Dos vários desafios atuais, um dos
mais fascinantes é o da matéria escura.
Ao contrário da matéria luminosa, como
a que vemos em estrelas e certas nuvens
de gás, ela não produz a sua própria luz.
Sua existência foi proposta para explicar
um aparente problema com a velocidade
de rotação das estrelas em galáxias.
Galáxias são aglomerados de estrelas e
gás, principalmente hidrogênio e hélio.
Como tudo no Universo, de planetas a
estrelas, as galáxias também giram. A sua
velocidade de rotação é medida através
da observação da rotação das estrelas em
torno do centro da galáxia.
No século 17, o físico inglês Isaac Newton propôs as três leis de movimento e a
lei da atração gravitacional, que juntas
ditam como as estrelas devem girar em
torno do centro das galáxias. De acordo
com a segunda lei de movimento de
Newton, a aceleração de um objeto é
proporcional à força aplicada sobre ele
dividida pela sua massa. Quando essa lei,
junto com a lei da atração gravitacional, é
aplicada ao movimento das estrelas em
galáxias, a previsão é que a velocidade de
rotação das estrelas atinja um valor máximo a uma certa distância do centro e
comece a cair a partir daí.
Surpreendentemente, não é o que se
observa. Na maioria das galáxias, a velocidade de rotação chega a um valor máximo mas, em vez de cair a partir dali, ela
fica aproximadamente constante. As observações discordam da teoria de Newton, a mais aceita da física clássica.

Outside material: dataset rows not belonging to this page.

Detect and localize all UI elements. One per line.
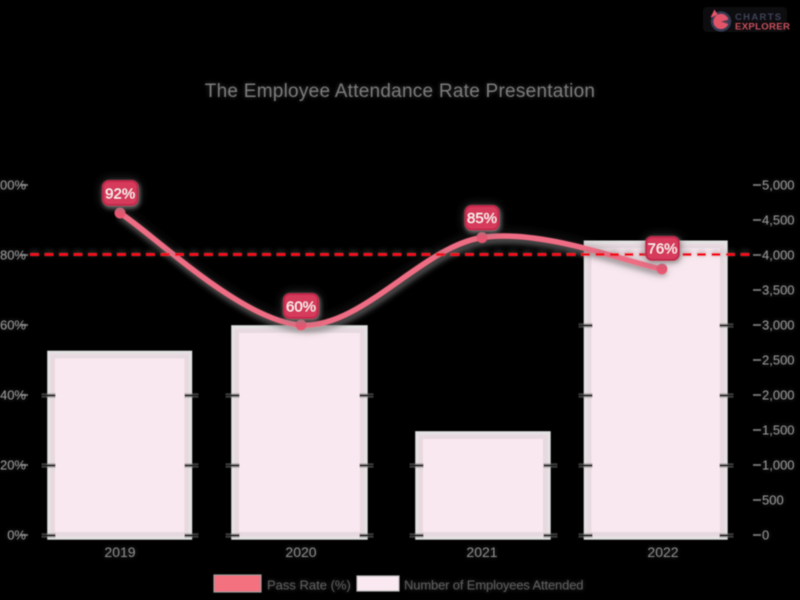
svg-text:76%: 76% [647,241,677,258]
svg-text:3,000: 3,000 [762,318,795,333]
svg-text:CHARTS: CHARTS [735,12,782,23]
svg-text:Pass Rate (%): Pass Rate (%) [267,578,351,593]
svg-text:0%: 0% [7,528,26,543]
svg-text:EXPLORER: EXPLORER [735,22,790,33]
svg-text:The Employee Attendance Rate P: The Employee Attendance Rate Presentatio… [205,81,596,102]
svg-text:2021: 2021 [466,544,497,560]
svg-text:92%: 92% [105,185,135,202]
svg-text:2019: 2019 [104,544,135,560]
svg-text:2,500: 2,500 [762,353,795,368]
svg-text:100%: 100% [0,178,26,193]
svg-text:60%: 60% [0,318,26,333]
svg-text:85%: 85% [467,210,497,227]
svg-text:3,500: 3,500 [762,283,795,298]
svg-text:2020: 2020 [285,544,316,560]
svg-text:500: 500 [762,493,784,508]
svg-text:20%: 20% [0,458,26,473]
svg-text:60%: 60% [286,298,316,315]
svg-text:40%: 40% [0,388,26,403]
svg-text:2,000: 2,000 [762,388,795,403]
svg-text:2022: 2022 [647,544,678,560]
svg-text:0: 0 [762,528,769,543]
svg-text:4,000: 4,000 [762,248,795,263]
svg-text:1,500: 1,500 [762,423,795,438]
svg-text:Number of Employees Attended: Number of Employees Attended [404,578,583,593]
svg-text:80%: 80% [0,248,26,263]
svg-text:5,000: 5,000 [762,178,795,193]
svg-text:1,000: 1,000 [762,458,795,473]
svg-text:4,500: 4,500 [762,213,795,228]
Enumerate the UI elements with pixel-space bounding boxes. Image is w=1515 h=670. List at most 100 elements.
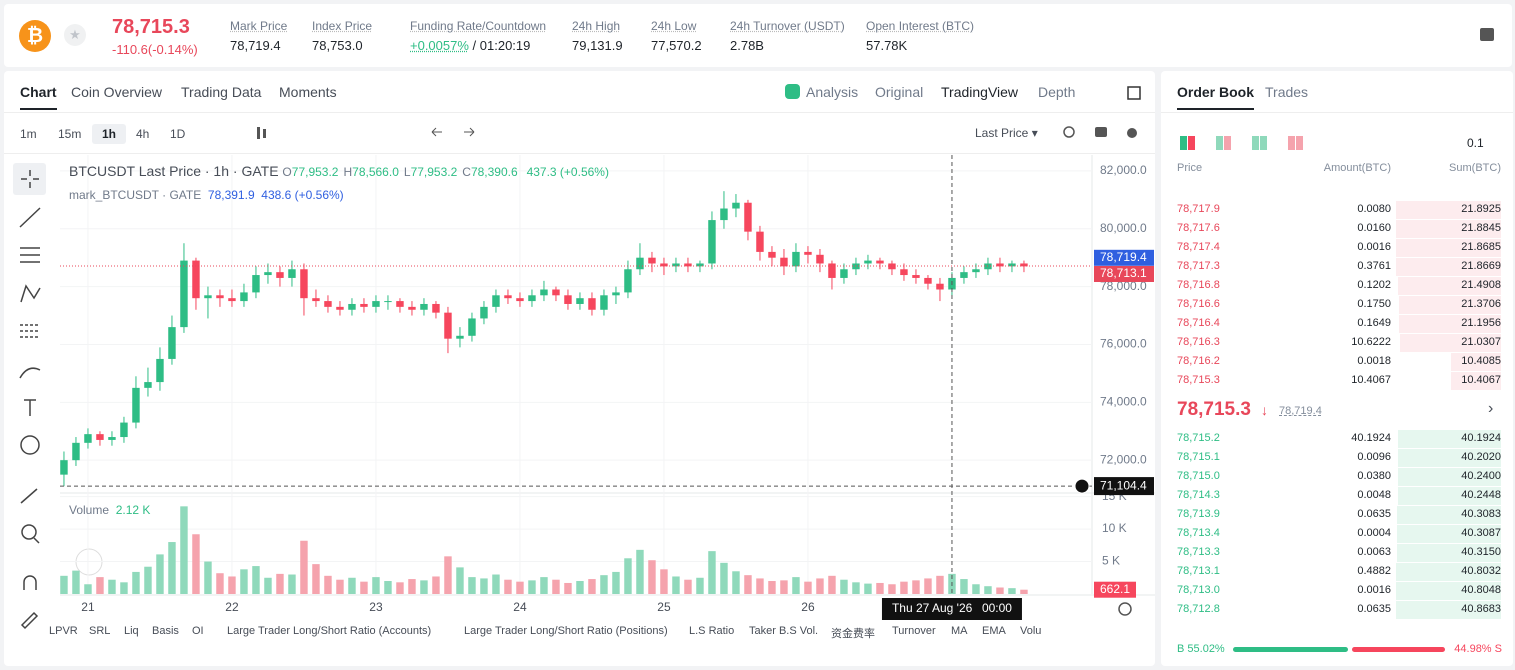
indicator[interactable]: LPVR [49,625,78,637]
indicator[interactable]: Basis [152,625,179,637]
ob-layout[interactable] [1296,136,1303,150]
indicator[interactable]: SRL [89,625,111,637]
interval[interactable]: 4h [136,127,150,141]
ob-price: 78,713.3 [1177,546,1220,558]
tab[interactable]: Coin Overview [71,84,163,100]
crosshair-tag [1094,477,1154,496]
volume-bar [732,571,740,594]
indicator[interactable]: 资金费率 [831,628,875,640]
ob-price: 78,717.9 [1177,203,1220,215]
ob-amount: 0.0160 [1357,222,1391,234]
volume-bar [840,579,848,594]
tab[interactable]: Moments [279,84,337,100]
candle-body [540,289,548,296]
candle-body [1020,263,1028,267]
candle-body [636,257,644,270]
candle-body [648,257,656,264]
indicator[interactable]: MA [951,625,968,637]
volume-bar [324,575,332,594]
indicator[interactable]: Taker B.S Vol. [749,625,819,637]
ob-layout[interactable] [1252,136,1259,150]
price-tag [1094,265,1154,282]
ob-sum: 40.1924 [1461,432,1501,444]
ob-precision[interactable]: 0.1 [1467,136,1484,150]
volume-bar [348,577,356,594]
ob-amount: 0.0048 [1357,489,1391,501]
ob-layout[interactable] [1188,136,1195,150]
candle-body [264,272,272,276]
ob-tab[interactable]: Order Book [1177,84,1255,110]
candle-body [684,263,692,267]
indicator[interactable]: Large Trader Long/Short Ratio (Accounts) [227,625,432,637]
indicator[interactable]: Volu [1020,625,1042,637]
view-option[interactable]: TradingView [941,84,1019,100]
indicator[interactable]: Large Trader Long/Short Ratio (Positions… [464,625,668,637]
countdown: / 01:20:19 [472,38,531,53]
ob-sum: 40.8683 [1461,603,1501,615]
volume-bar [768,581,776,594]
legend: BTCUSDT Last Price · 1h · GATE O77,953.2… [69,163,609,179]
interval[interactable]: 1h [92,124,127,144]
volume-bar [252,566,260,594]
ob-sum: 40.2020 [1461,451,1501,463]
volume-bar [108,579,116,594]
indicator[interactable]: L.S Ratio [689,625,735,637]
x-tick-label: 22 [225,600,239,614]
candle-body [1008,263,1016,267]
menu-icon[interactable] [1480,28,1494,41]
btc-icon: ₿ [19,20,51,52]
stat-label: 24h High [572,19,621,33]
ob-layout[interactable] [1288,136,1295,150]
candle-body [144,382,152,388]
stat-value: 77,570.2 [651,38,702,53]
volume-bar [888,584,896,594]
ob-tab[interactable]: Trades [1265,84,1309,100]
ob-price: 78,716.2 [1177,355,1220,367]
view-option[interactable]: Depth [1038,84,1076,100]
view-option[interactable]: Original [875,84,924,100]
volume-bar [924,578,932,594]
price-source[interactable]: Last Price ▾ [975,126,1038,140]
indicator[interactable]: Turnover [892,625,936,637]
tab[interactable]: Trading Data [181,84,262,100]
ob-layout[interactable] [1216,136,1223,150]
volume-bar [276,573,284,594]
ob-layout[interactable] [1260,136,1267,150]
indicator[interactable]: EMA [982,625,1006,637]
favorite[interactable]: ★ [64,24,86,46]
candle-body [168,327,176,359]
candle-body [840,269,848,278]
indicator[interactable]: Liq [124,625,139,637]
volume-bar [96,577,104,594]
volume-bar [300,540,308,594]
volume-bar [156,554,164,594]
ob-price: 78,714.3 [1177,489,1220,501]
stat-label: Open Interest (BTC) [866,19,975,33]
volume-bar [84,584,92,594]
candle-body [396,301,404,307]
view-option[interactable]: Analysis [806,84,859,100]
ob-amount: 0.0063 [1357,546,1391,558]
price-source-label: Last Price [975,126,1029,140]
ob-layout[interactable] [1224,136,1231,150]
ohlc-key: C [462,165,471,179]
ob-sum: 21.8685 [1461,241,1501,253]
tab[interactable]: Chart [20,84,57,110]
interval[interactable]: 1D [170,127,186,141]
ob-amount: 0.0016 [1357,241,1391,253]
depth-bar [1397,468,1501,486]
ob-sum: 40.2400 [1461,470,1501,482]
interval[interactable]: 1m [20,127,37,141]
interval[interactable]: 15m [58,127,82,141]
mid-more[interactable]: › [1488,400,1494,417]
volume-bar [1020,589,1028,594]
candle-body [624,269,632,293]
ohlc-value: 77,953.2 [291,165,339,179]
ob-amount: 0.0016 [1357,584,1391,596]
candle-body [408,306,416,310]
ob-amount: 0.1750 [1357,298,1391,310]
ohlc-value: 77,953.2 [410,165,458,179]
ob-layout[interactable] [1180,136,1187,150]
volume-bar [264,577,272,594]
indicator[interactable]: OI [192,625,204,637]
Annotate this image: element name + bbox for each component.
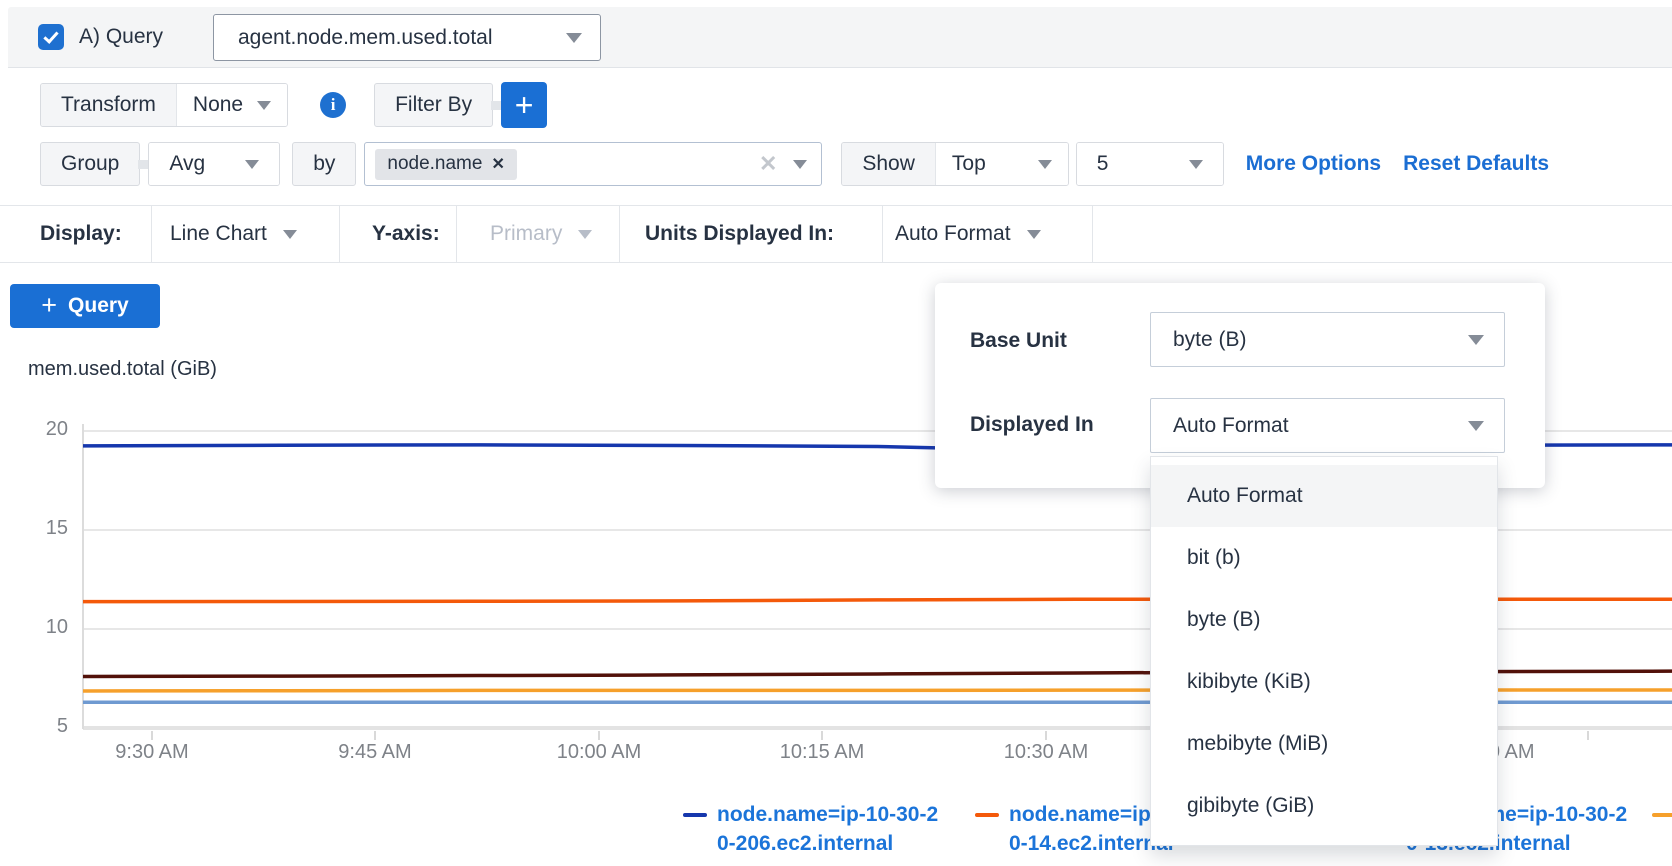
x-axis-tick-label: 9:30 AM [115, 741, 188, 764]
y-axis-tick-label: 10 [20, 616, 68, 639]
aggregation-dropdown[interactable]: Avg [148, 142, 280, 186]
x-axis-tick-label: 10:30 AM [1004, 741, 1089, 764]
yaxis-value: Primary [490, 222, 562, 246]
legend-dash-icon [1652, 813, 1672, 817]
chevron-down-icon [566, 33, 582, 43]
info-icon[interactable]: i [320, 92, 346, 118]
transform-control: Transform None [40, 83, 288, 127]
display-label: Display: [40, 222, 122, 246]
chevron-down-icon [245, 160, 259, 169]
base-unit-value: byte (B) [1173, 328, 1247, 352]
chevron-down-icon [1038, 160, 1052, 169]
units-dropdown[interactable]: Auto Format [883, 206, 1093, 262]
y-axis-tick-label: 15 [20, 517, 68, 540]
transform-label: Transform [41, 84, 176, 126]
chevron-down-icon [283, 230, 297, 239]
displayed-in-dropdown[interactable]: Auto Format [1150, 398, 1505, 453]
yaxis-label: Y-axis: [372, 222, 440, 246]
unit-option[interactable]: Auto Format [1151, 465, 1497, 527]
units-label: Units Displayed In: [645, 222, 834, 246]
chart-axis-title: mem.used.total (GiB) [28, 358, 217, 381]
transform-dropdown[interactable]: None [176, 84, 287, 126]
legend-dash-icon [683, 813, 707, 817]
query-label: A) Query [79, 25, 163, 49]
chevron-down-icon [578, 230, 592, 239]
x-axis-tick-label: 10:15 AM [780, 741, 865, 764]
transform-dropdown-value: None [193, 93, 243, 117]
group-by-tag-value: node.name [387, 153, 482, 175]
y-axis-tick-label: 20 [20, 418, 68, 441]
aggregation-value: Avg [169, 152, 205, 176]
displayed-in-value: Auto Format [1173, 414, 1289, 438]
metric-dropdown[interactable]: agent.node.mem.used.total [213, 14, 601, 61]
base-unit-dropdown[interactable]: byte (B) [1150, 312, 1505, 367]
plus-icon: + [41, 290, 57, 321]
metrics-query-builder: A) Query agent.node.mem.used.total Trans… [0, 0, 1672, 866]
y-axis-tick-label: 5 [20, 715, 68, 738]
legend-dash-icon [975, 813, 999, 817]
chevron-down-icon [1468, 335, 1484, 345]
show-label: Show [842, 143, 935, 185]
metric-dropdown-value: agent.node.mem.used.total [238, 26, 493, 50]
checkmark-icon [43, 28, 58, 44]
chevron-down-icon [257, 101, 271, 110]
query-row: A) Query agent.node.mem.used.total [8, 7, 1672, 68]
chevron-down-icon [1027, 230, 1041, 239]
by-label: by [292, 142, 356, 186]
filter-by-button[interactable]: Filter By [374, 83, 493, 127]
legend-item[interactable]: node.name=ip-10-30-20-206.ec2.internal [717, 800, 938, 858]
chevron-down-icon[interactable] [793, 160, 807, 169]
query-enabled-checkbox[interactable] [38, 24, 64, 50]
show-control: Show Top [841, 142, 1068, 186]
group-by-input[interactable]: node.name ✕ ✕ [364, 142, 822, 186]
chevron-down-icon [1468, 421, 1484, 431]
base-unit-label: Base Unit [970, 329, 1067, 353]
x-axis-tick-label: 10:00 AM [557, 741, 642, 764]
yaxis-dropdown[interactable]: Primary [457, 206, 620, 262]
displayed-in-label: Displayed In [970, 413, 1094, 437]
unit-option[interactable]: gibibyte (GiB) [1151, 775, 1497, 837]
show-mode-dropdown[interactable]: Top [935, 143, 1068, 185]
group-label: Group [40, 142, 140, 186]
remove-tag-icon[interactable]: ✕ [491, 154, 504, 174]
unit-option[interactable]: kibibyte (KiB) [1151, 651, 1497, 713]
chart-type-value: Line Chart [170, 222, 267, 246]
group-by-tag[interactable]: node.name ✕ [375, 149, 516, 180]
unit-option[interactable]: byte (B) [1151, 589, 1497, 651]
more-options-link[interactable]: More Options [1246, 152, 1381, 176]
display-row: Display: Line Chart Y-axis: Primary Unit… [0, 205, 1672, 263]
chart-type-dropdown[interactable]: Line Chart [152, 206, 340, 262]
chevron-down-icon [1189, 160, 1203, 169]
unit-option[interactable]: mebibyte (MiB) [1151, 713, 1497, 775]
transform-row: Transform None i Filter By + [40, 82, 547, 128]
group-row: Group Avg by node.name ✕ ✕ Show Top 5 Mor… [40, 142, 1672, 186]
displayed-in-options-list: Auto Formatbit (b)byte (B)kibibyte (KiB)… [1150, 456, 1498, 846]
add-query-label: Query [68, 294, 129, 318]
show-count-dropdown[interactable]: 5 [1076, 142, 1224, 186]
show-mode-value: Top [952, 152, 986, 176]
add-query-button[interactable]: + Query [10, 284, 160, 328]
reset-default-link[interactable]: Reset Defaults [1403, 152, 1549, 176]
unit-option[interactable]: bit (b) [1151, 527, 1497, 589]
show-count-value: 5 [1097, 152, 1109, 176]
add-filter-button[interactable]: + [501, 82, 547, 128]
clear-input-icon[interactable]: ✕ [759, 151, 777, 177]
units-value: Auto Format [895, 222, 1011, 246]
x-axis-tick-label: 9:45 AM [338, 741, 411, 764]
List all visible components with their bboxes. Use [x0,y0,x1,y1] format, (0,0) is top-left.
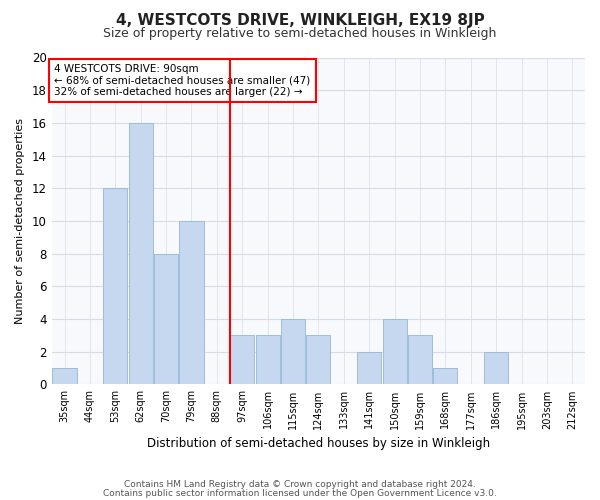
Bar [52,368,77,384]
Text: Contains HM Land Registry data © Crown copyright and database right 2024.: Contains HM Land Registry data © Crown c… [124,480,476,489]
Y-axis label: Number of semi-detached properties: Number of semi-detached properties [15,118,25,324]
Bar [256,336,280,384]
Bar [383,319,407,384]
Bar [433,368,457,384]
Text: 4, WESTCOTS DRIVE, WINKLEIGH, EX19 8JP: 4, WESTCOTS DRIVE, WINKLEIGH, EX19 8JP [116,12,484,28]
X-axis label: Distribution of semi-detached houses by size in Winkleigh: Distribution of semi-detached houses by … [147,437,490,450]
Bar [230,336,254,384]
Bar [128,123,153,384]
Text: Size of property relative to semi-detached houses in Winkleigh: Size of property relative to semi-detach… [103,28,497,40]
Text: Contains public sector information licensed under the Open Government Licence v3: Contains public sector information licen… [103,489,497,498]
Text: 4 WESTCOTS DRIVE: 90sqm
← 68% of semi-detached houses are smaller (47)
32% of se: 4 WESTCOTS DRIVE: 90sqm ← 68% of semi-de… [55,64,311,97]
Bar [179,221,203,384]
Bar [103,188,127,384]
Bar [281,319,305,384]
Bar [484,352,508,384]
Bar [408,336,432,384]
Bar [154,254,178,384]
Bar [357,352,381,384]
Bar [307,336,331,384]
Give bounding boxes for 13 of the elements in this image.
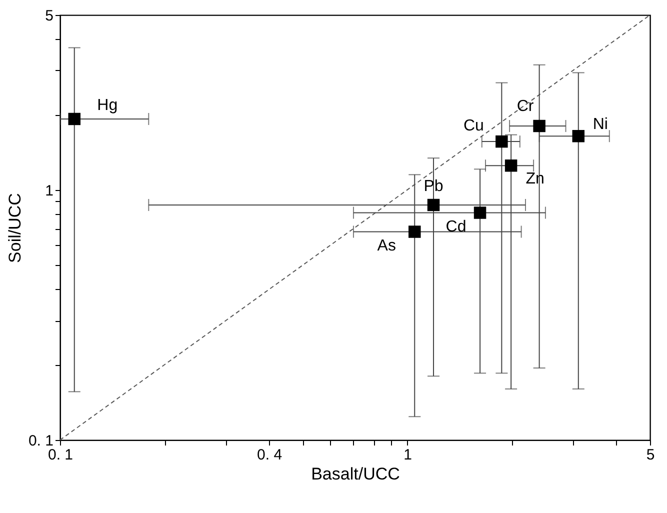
- y-tick-label: 0. 1: [28, 432, 54, 450]
- y-axis-title: Soil/UCC: [5, 193, 24, 263]
- x-tick-label: 5: [646, 446, 655, 464]
- x-tick-label: 0. 4: [257, 446, 282, 464]
- x-tick-label: 1: [404, 446, 412, 464]
- annotation: Hg: [97, 96, 118, 114]
- annotation: As: [377, 238, 396, 255]
- annotation: Cu: [463, 118, 484, 135]
- annotation: Ni: [592, 116, 608, 134]
- y-tick-label: 1: [45, 182, 54, 200]
- x-axis-title: Basalt/UCC: [311, 464, 400, 484]
- annotation: Cr: [516, 98, 534, 115]
- y-tick-label: 5: [45, 8, 54, 24]
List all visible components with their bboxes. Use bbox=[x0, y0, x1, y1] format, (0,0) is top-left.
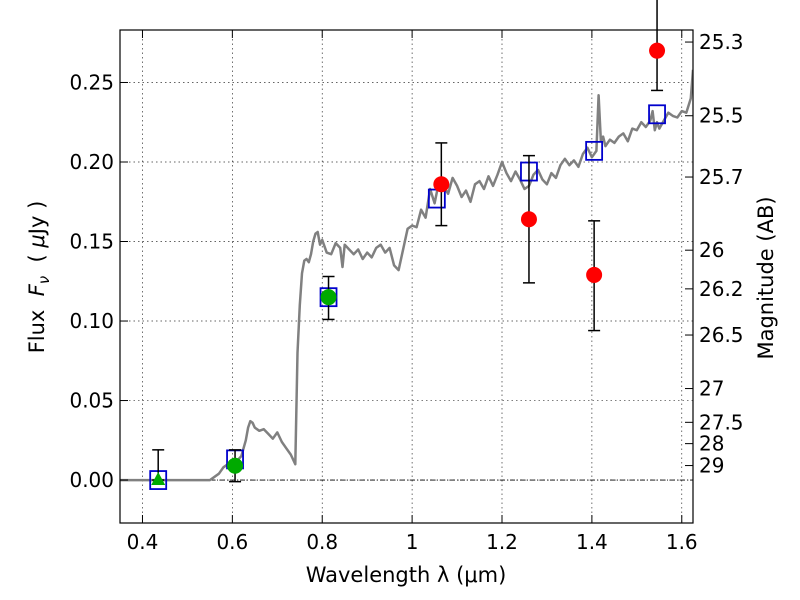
model-photometry-square bbox=[585, 140, 604, 161]
x-axis-label: Wavelength λ (μm) bbox=[306, 563, 507, 587]
plot-frame bbox=[119, 29, 694, 524]
model-spectrum-line bbox=[120, 69, 693, 482]
y-label-prefix: Flux bbox=[25, 296, 49, 353]
y-tick-label: 0.20 bbox=[69, 150, 114, 174]
nir-data-point bbox=[586, 266, 603, 283]
nir-data-point bbox=[433, 176, 450, 193]
data-layer bbox=[120, 69, 693, 482]
right-tick-label: 26.2 bbox=[699, 277, 744, 301]
right-tick-label: 25.3 bbox=[699, 30, 744, 54]
y-label-open: ( bbox=[25, 248, 49, 276]
x-tick-label: 1.2 bbox=[486, 530, 518, 554]
right-tick-label: 26 bbox=[699, 238, 724, 262]
optical-data-point bbox=[227, 457, 244, 474]
x-tick-label: 1 bbox=[406, 530, 419, 554]
right-axis-label: Magnitude (AB) bbox=[754, 196, 778, 359]
x-tick-label: 0.8 bbox=[306, 530, 338, 554]
model-photometry-square bbox=[648, 104, 666, 125]
y-tick-label: 0.05 bbox=[69, 389, 114, 413]
y-tick-label: 0.00 bbox=[69, 468, 114, 492]
upper-limit-triangle bbox=[151, 472, 166, 486]
y-axis-ticks: 0.00 0.05 0.10 0.15 0.20 0.25 bbox=[69, 70, 128, 492]
right-tick-label: 29 bbox=[699, 454, 724, 478]
right-tick-label: 28 bbox=[699, 432, 724, 456]
y-tick-label: 0.25 bbox=[69, 70, 114, 94]
right-tick-label: 27.5 bbox=[699, 410, 744, 434]
overlay-layer bbox=[149, 0, 666, 490]
x-tick-label: 0.4 bbox=[127, 530, 159, 554]
right-tick-label: 27 bbox=[699, 377, 724, 401]
y-tick-label: 0.10 bbox=[69, 309, 114, 333]
x-axis-ticks: 0.4 0.6 0.8 1 1.2 1.4 1.6 bbox=[127, 30, 698, 554]
y-label-mu: μ bbox=[25, 234, 49, 248]
x-tick-label: 0.6 bbox=[216, 530, 248, 554]
nir-data-point bbox=[649, 42, 666, 59]
nir-data-point bbox=[520, 211, 537, 228]
right-tick-label: 25.5 bbox=[699, 104, 744, 128]
y-label-unit: Jy ) bbox=[25, 201, 49, 237]
x-tick-label: 1.6 bbox=[666, 530, 698, 554]
optical-data-point bbox=[320, 289, 337, 306]
y-label-symbol: F bbox=[25, 283, 49, 296]
right-tick-label: 26.5 bbox=[699, 323, 744, 347]
y-axis-label: Flux Fν ( μJy ) bbox=[25, 201, 53, 354]
x-tick-label: 1.4 bbox=[576, 530, 608, 554]
grid-lines bbox=[120, 30, 693, 523]
y-label-subscript: ν bbox=[35, 276, 53, 284]
y-tick-label: 0.15 bbox=[69, 230, 114, 254]
right-tick-label: 25.7 bbox=[699, 165, 744, 189]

Das duas, uma: ou a teoria de Newton
tem de ser modificada para grandes distâncias, ou existe mais matéria do que a
luminosa que vemos nas galáxias. Essa
última hipótese leva à matéria escura,
um tipo de matéria cuja presença só pode ser detectada por sua atração gravitacional sobre outras formas de matéria luminosa, como as estrelas nas galáxias.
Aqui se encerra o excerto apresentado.